Regarding 1 : thanks for your confirmation Sir. So after any accept action ( meaning either from a sub-policy rule with accept, or from the sub-policy Cleanup rule with an accept ) , if there's another order layer configured. The inspection proceeds to the next ordered layer ... or only if it hit a Cleanup with Accept action?

Well, the action on the main rule is actually "inline layer", not accept. 
Clean-up rule in the inline layer only applies to what's matched to the main rule.
Inspection for traffic that DOES NOT match the main rule always continue, regardless of the said inline layer clean rule settings.

You can take it as a sub-routine with initial conditions. Of the conditions are not matched, you go to the next sub-routine.

OK , so the statement from within the Checkpoint documentation mentioned in the topic start called ""no more rulebase checking is done", actually means no more checking is done within that layer ? And also implies a next ordered layer is being checked against ... , correct ? 

Sorry for asking so thoroughly, but is't crucial info to understand 🙂

The statement is correct, regardless of inline layer logic, actually. If we can match the first packet to a drop rule, no further matching effort is done.

It is different for accept action. You need to consider the logic of Unified policy, which assumes that the rule match may not be fully done based on a first packet, and might require application and/or content inspection decision, which require data flow to start.

OK, so to resume :

Whenever there's a hit on rule with a drop action, it's final. 

Whenever there's an accept, the layers below are checked against also ( if they contain a drop, it's over and out, if they contain an accept it goes further down the next ordered layers etc...  )

No, it is even more interesting for accept action 🙂

Imagine you have a layer with the main rule

Rule 1.4 is the cleanup for the section. 

With the first package, if we cannot guess at once that it is either 1.1 or 1.3 (depends on application), all rules 1.1 to 1.4 will be conditionally matched. As at least one of them saying "Accept", we let traffic through, because we cannot make a final match on the first packet for most of it.

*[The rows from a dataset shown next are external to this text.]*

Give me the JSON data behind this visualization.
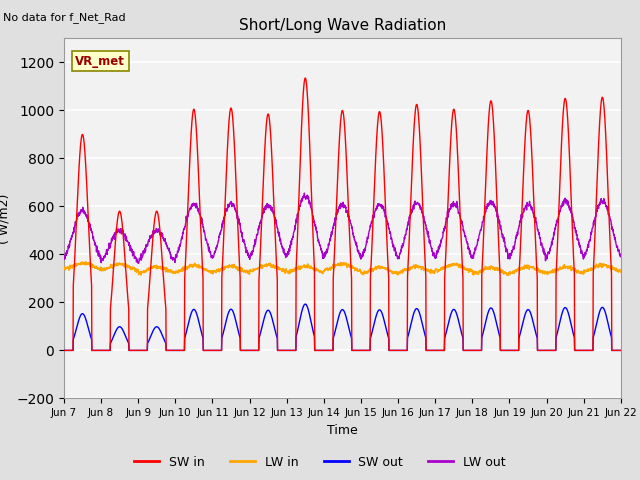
{
  "title": "Short/Long Wave Radiation",
  "xlabel": "Time",
  "ylabel": "( W/m2)",
  "ylim": [
    -200,
    1300
  ],
  "yticks": [
    -200,
    0,
    200,
    400,
    600,
    800,
    1000,
    1200
  ],
  "legend_label": "VR_met",
  "top_left_text": "No data for f_Net_Rad",
  "x_tick_labels": [
    "Jun 7",
    "Jun 8",
    "Jun 9",
    "Jun 10",
    "Jun 11",
    "Jun 12",
    "Jun 13",
    "Jun 14",
    "Jun 15",
    "Jun 16",
    "Jun 17",
    "Jun 18",
    "Jun 19",
    "Jun 20",
    "Jun 21",
    "Jun 22"
  ],
  "colors": {
    "SW_in": "#ff0000",
    "LW_in": "#ffa500",
    "SW_out": "#0000ff",
    "LW_out": "#aa00cc"
  },
  "sw_in_peaks": [
    900,
    580,
    580,
    1005,
    1010,
    985,
    1135,
    1000,
    995,
    1025,
    1005,
    1040,
    1000,
    1050,
    1055
  ],
  "n_days": 15,
  "pts_per_day": 144
}
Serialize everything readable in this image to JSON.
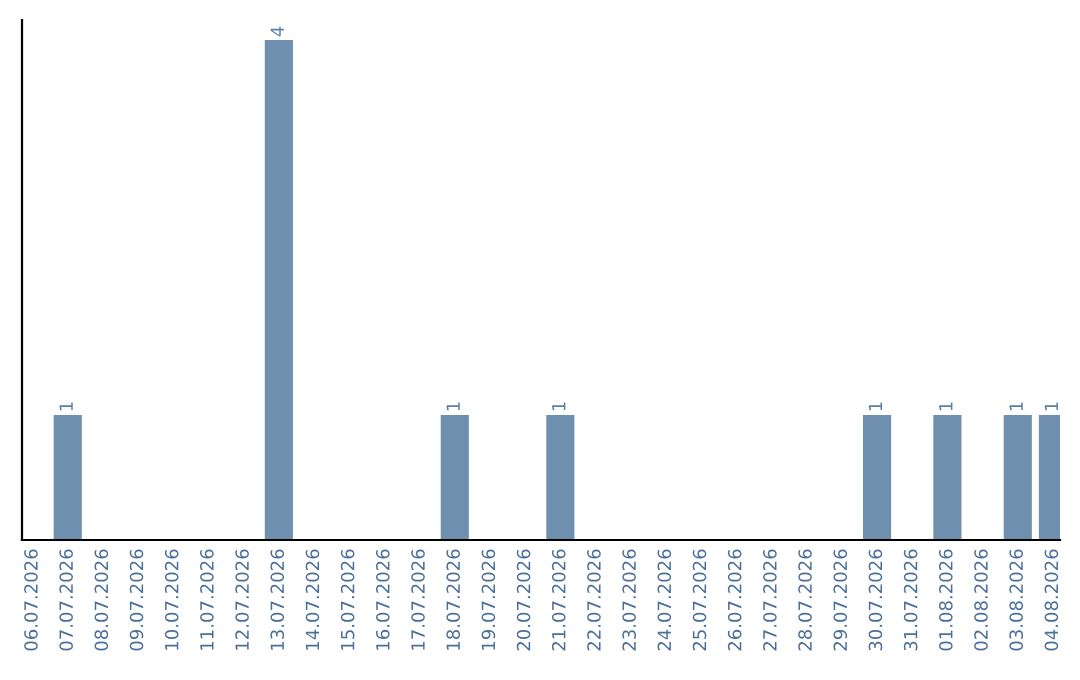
{
  "chart_data": {
    "type": "bar",
    "categories": [
      "06.07.2026",
      "07.07.2026",
      "08.07.2026",
      "09.07.2026",
      "10.07.2026",
      "11.07.2026",
      "12.07.2026",
      "13.07.2026",
      "14.07.2026",
      "15.07.2026",
      "16.07.2026",
      "17.07.2026",
      "18.07.2026",
      "19.07.2026",
      "20.07.2026",
      "21.07.2026",
      "22.07.2026",
      "23.07.2026",
      "24.07.2026",
      "25.07.2026",
      "26.07.2026",
      "27.07.2026",
      "28.07.2026",
      "29.07.2026",
      "30.07.2026",
      "31.07.2026",
      "01.08.2026",
      "02.08.2026",
      "03.08.2026",
      "04.08.2026"
    ],
    "values": [
      0,
      1,
      0,
      0,
      0,
      0,
      0,
      4,
      0,
      0,
      0,
      0,
      1,
      0,
      0,
      1,
      0,
      0,
      0,
      0,
      0,
      0,
      0,
      0,
      1,
      0,
      1,
      0,
      1,
      1
    ],
    "value_labels": [
      null,
      "1",
      null,
      null,
      null,
      null,
      null,
      "4",
      null,
      null,
      null,
      null,
      "1",
      null,
      null,
      "1",
      null,
      null,
      null,
      null,
      null,
      null,
      null,
      null,
      "1",
      null,
      "1",
      null,
      "1",
      "1"
    ],
    "color": "#6f8fae",
    "grid": false,
    "legend": false
  }
}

Now, when the data start flowing, we can make a final match. If I am trying to upload an Excel file, it will be blocked by 1.2. If it is a regular web, we will not change final match, which is 1.4. IF we suddenly detect video service, we will re-match to 1.3.

Did I confuse you yet?

 That inline layer example actually makes perfect sense. When I mentioned 'the layers below', I had only ordered layers in mind. As you mentioned for further analysis to be possible ( after first packet ) there has to be an accept somewhere to continue investigation. 🙂

Got it. Thx.

Depending on how your layered policy is built, the layered policy match may be different.

The order is:

1. Anti-spoofing
2. HTTPS Inspection
3. Network Security, Application Control/URLF, Content Inspection (one line if they are used together, if layered, then after Network Security)
4. IPS/Anti-Bot
5. AVI
6. Threat Extraction(Emulation

For anything below 3, action on the Network Security Rule should be Accept.

Thank you for your explanation. This helped.

I fully understand the matching and "possible match" scenarios. We have a client that has an inline layer and does use Application and URL filtering in this layer. I generally works well. Now that we created a viable inline layer the client would like to change the cleanup rule to Drop from Accept. How will this impact the "possible match" scenario? My understanding is that there would be a possible match on 1.3 (example above) but the initial handshake would be 1.4 (accept). What if this is a drop; does the match drop the traffic even though there is a "possible match"? Does this type of behavior mean that you would never use Application and URL filtering in an Inline Layer if you wanted a Cleanup rule to be drop?